December 5, 2013 is the fateful day the great man Nelson Mandela died at the ripe old age of 95.  He had been labeled a terrorist by politicians and a liberal by the Religious Right.  I’m sure the historical Mandela was much more complicated than a few simple labels.  Having never met him, I can only share what I’ve experienced in my short trip to the post-Apartheid South Africa.

It was March 12, 2006.  Sitting in my uncomfortable airplane seat with my business suit on, I was flying my 3rd and final leg of my trip to University of the Free State, Bloemfonteine, South Africa.  “Are you Dr. Sam Tsang?” a voice came with a tap on my shoulder.  Standing over me was a very tall European young man, dressed in business casual.  I wasn’t sure how he knew how I looked like.  His name is Mika Hietanen.  He said, “Professor Johan Vos from the University of Amsterdam is sitting with me in the back. Nice to meet you.”  After flying over two days, I felt strangely happy from this unlikely meeting with co-presenters from Europe whom I’ve never met.  The department head of the university religion department had invited us from all over the world to present our findings on Galatians.  I was the lone American.  For the next two days, we would go through every nook and cranny of Galatians from every conceivable angle.  This was the year I published my dissertation From Slaves to Sons.  I was going to enjoy this small gathering of colleagues whose obsession was singularly on Paul’s rhetoric to the Galatians.  What I did not expect was my experience with the real South Africa.

In our forum on Paul, we spoke before an audience of very few blacks.  None of the blacks I met were from South Africa.  I began to inquire why this was the case.  A few of the professors told me that not many South African blacks were educated enough to study for a graduate degree in divinity.  I’m unsure whether this is still the case, but during the time I was there, I met grad students from Korea and quite a number of white students but not many blacks.  During my short interaction with all the local professors, I did not sense any racism. In fact, many of them wanted to help the blacks get into their departments, but sadly there had to minimum requirement to get into a graduate religious program (or any program).

During our two days of discussions, the university facility impressed me.  The lecture hall had every modern equipment and the places where we had lunch were magnificent.    The entire university campus reminded me of some of the prettiest university grounds here in the US or in Europe.  The colonists (both British and Dutch) had created a little slice of Europe in the middle of South Africa.  Yet, when we ventured out in the township after the conference, things looked very different.  As we toured the city, a few of my European colleagues wanted to go “downtown” to get some coffee at the cafes.
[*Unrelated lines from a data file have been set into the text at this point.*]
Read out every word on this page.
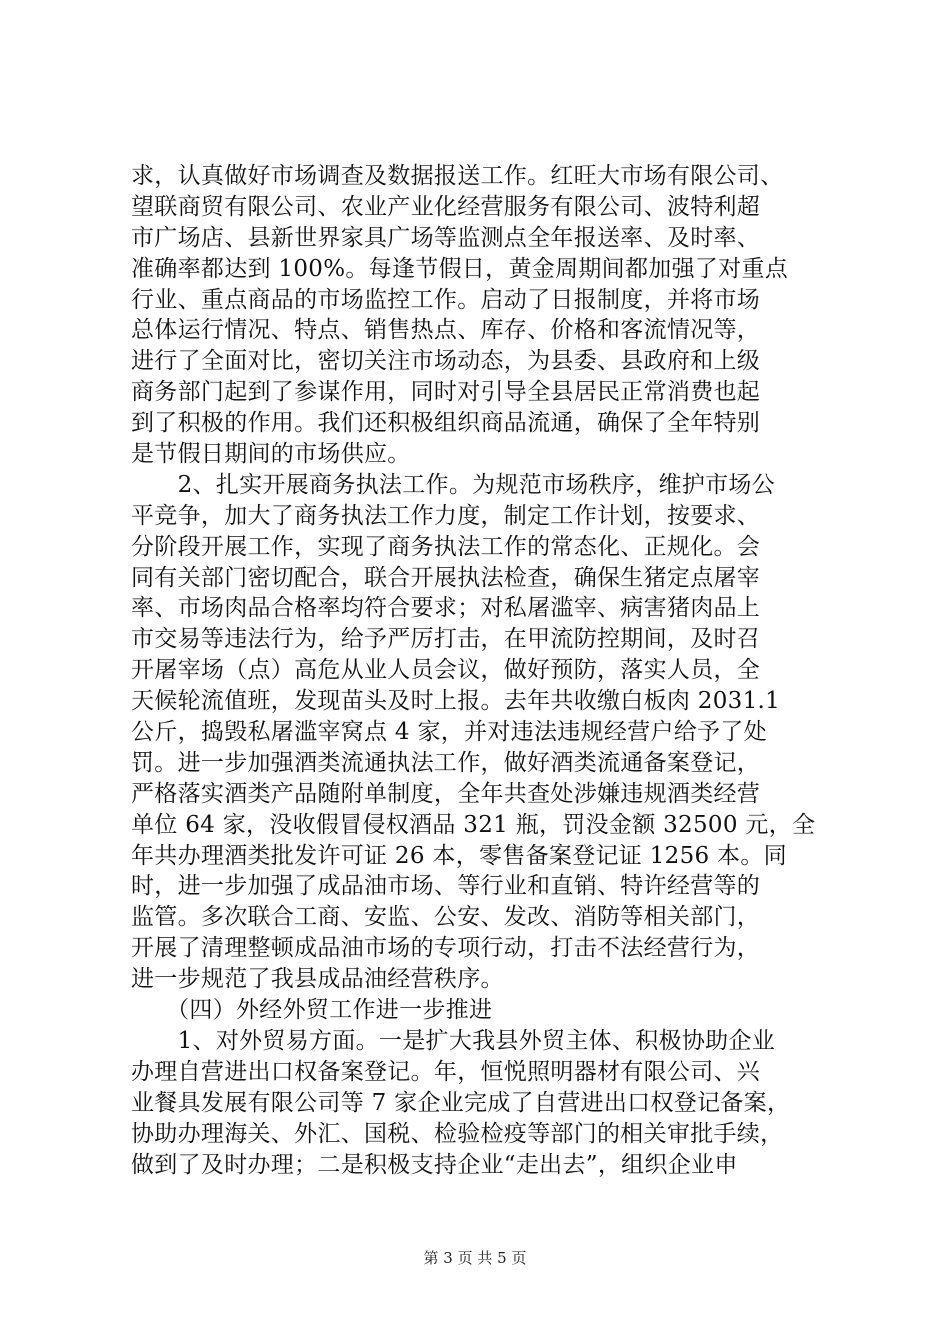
求，认真做好市场调查及数据报送工作。红旺大市场有限公司、
望联商贸有限公司、农业产业化经营服务有限公司、波特利超
市广场店、县新世界家具广场等监测点全年报送率、及时率、
准确率都达到 100%。每逢节假日，黄金周期间都加强了对重点
行业、重点商品的市场监控工作。启动了日报制度，并将市场
总体运行情况、特点、销售热点、库存、价格和客流情况等，
进行了全面对比，密切关注市场动态，为县委、县政府和上级
商务部门起到了参谋作用，同时对引导全县居民正常消费也起
到了积极的作用。我们还积极组织商品流通，确保了全年特别
是节假日期间的市场供应。
　　2、扎实开展商务执法工作。为规范市场秩序，维护市场公
平竞争，加大了商务执法工作力度，制定工作计划，按要求、
分阶段开展工作，实现了商务执法工作的常态化、正规化。会
同有关部门密切配合，联合开展执法检查，确保生猪定点屠宰
率、市场肉品合格率均符合要求；对私屠滥宰、病害猪肉品上
市交易等违法行为，给予严厉打击，在甲流防控期间，及时召
开屠宰场（点）高危从业人员会议，做好预防，落实人员，全
天候轮流值班，发现苗头及时上报。去年共收缴白板肉 2031.1
公斤，捣毁私屠滥宰窝点 4 家，并对违法违规经营户给予了处
罚。进一步加强酒类流通执法工作，做好酒类流通备案登记，
严格落实酒类产品随附单制度，全年共查处涉嫌违规酒类经营
单位 64 家，没收假冒侵权酒品 321 瓶，罚没金额 32500 元，全
年共办理酒类批发许可证 26 本，零售备案登记证 1256 本。同
时，进一步加强了成品油市场、等行业和直销、特许经营等的
监管。多次联合工商、安监、公安、发改、消防等相关部门，
开展了清理整顿成品油市场的专项行动，打击不法经营行为，
进一步规范了我县成品油经营秩序。
　　（四）外经外贸工作进一步推进
　　1、对外贸易方面。一是扩大我县外贸主体、积极协助企业
办理自营进出口权备案登记。年，恒悦照明器材有限公司、兴
业餐具发展有限公司等 7 家企业完成了自营进出口权登记备案，
协助办理海关、外汇、国税、检验检疫等部门的相关审批手续，
做到了及时办理；二是积极支持企业“走出去”，组织企业申
第 3 页 共 5 页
At least that was what they did in the Copenhagen or Oslo.  Our Afrikaner host suggested that getting off our van would be a very bad idea.  The Europeans could not believe it until we drove near that “downtown”.  When asked whether they wanted coffee, all of them shook their heads.  The poor blacks in that area stared at us as we passed, telling us with their eyes, “You aren’t welcome here”.
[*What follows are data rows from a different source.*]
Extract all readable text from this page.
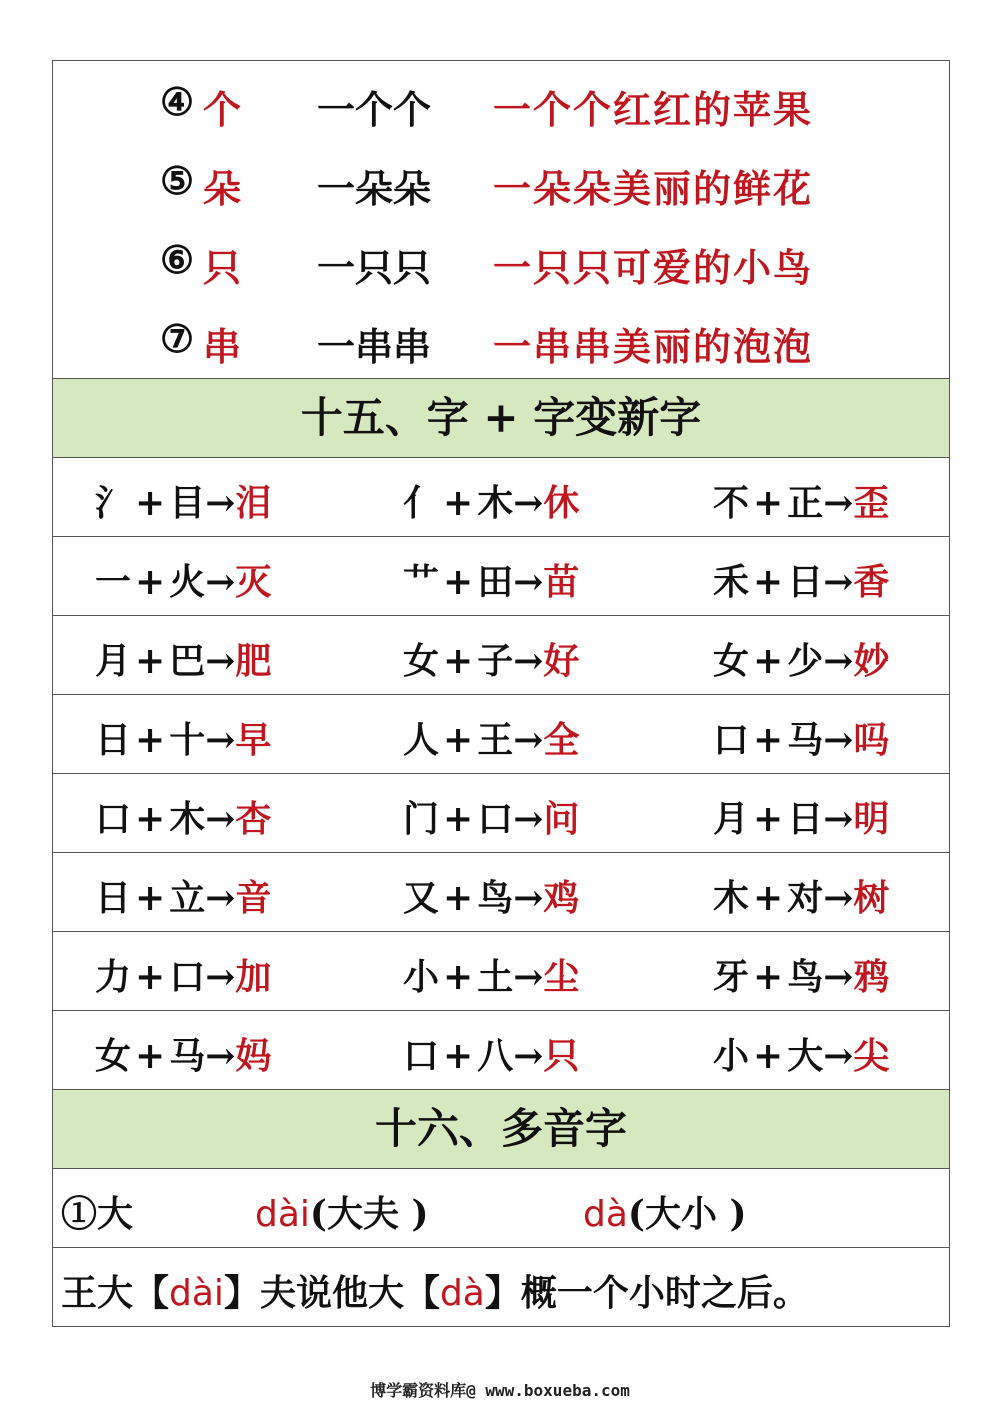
④ 个 一个个 一个个红红的苹果
⑤ 朵 一朵朵 一朵朵美丽的鲜花
⑥ 只 一只只 一只只可爱的小鸟
⑦ 串 一串串 一串串美丽的泡泡
十五、字 + 字变新字
氵 + 目→泪	亻 + 木→休	不 + 正→歪
一 + 火→灭	艹 + 田→苗	禾 + 日→香
月 + 巴→肥	女 + 子→好	女 + 少→妙
日 + 十→早	人 + 王→全	口 + 马→吗
口 + 木→杏	门 + 口→问	月 + 日→明
日 + 立→音	又 + 鸟→鸡	木 + 对→树
力 + 口→加	小 + 土→尘	牙 + 鸟→鸦
女 + 马→妈	口 + 八→只	小 + 大→尖
十六、多音字
①大	dài(大夫 )	dà(大小 )
王大【dài】夫说他大【dà】概一个小时之后。
博学霸资料库@ www.boxueba.com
After safari sightseeing and tasting all the best of South African cuisine (all generously paid for by the university), my little academic holiday had to end.  This is where I really got the taste of post-Apartheid South Africa.  After I got off the taxi at the airport, I started searching for my passport.  It was nowhere to be found.  I could feel my heart racing and my face turning red as sweat started dripping down my face. In the midst of a mild panic, I tried to figure out what to do.  After all, I was in a foreign country with limited currency and no cell phone to any of the local numbers.  The most logical solution was to borrow the airline’s phone to call the hotel.  The airline was not helpful at all.  In fact, they took their time letting me use my phone, even after I explained my emergency with them.  Of course, all the people at the airline office were blacks.  Finally, I found my passport and it was not in the hotel.  I had it misplaced somewhere else.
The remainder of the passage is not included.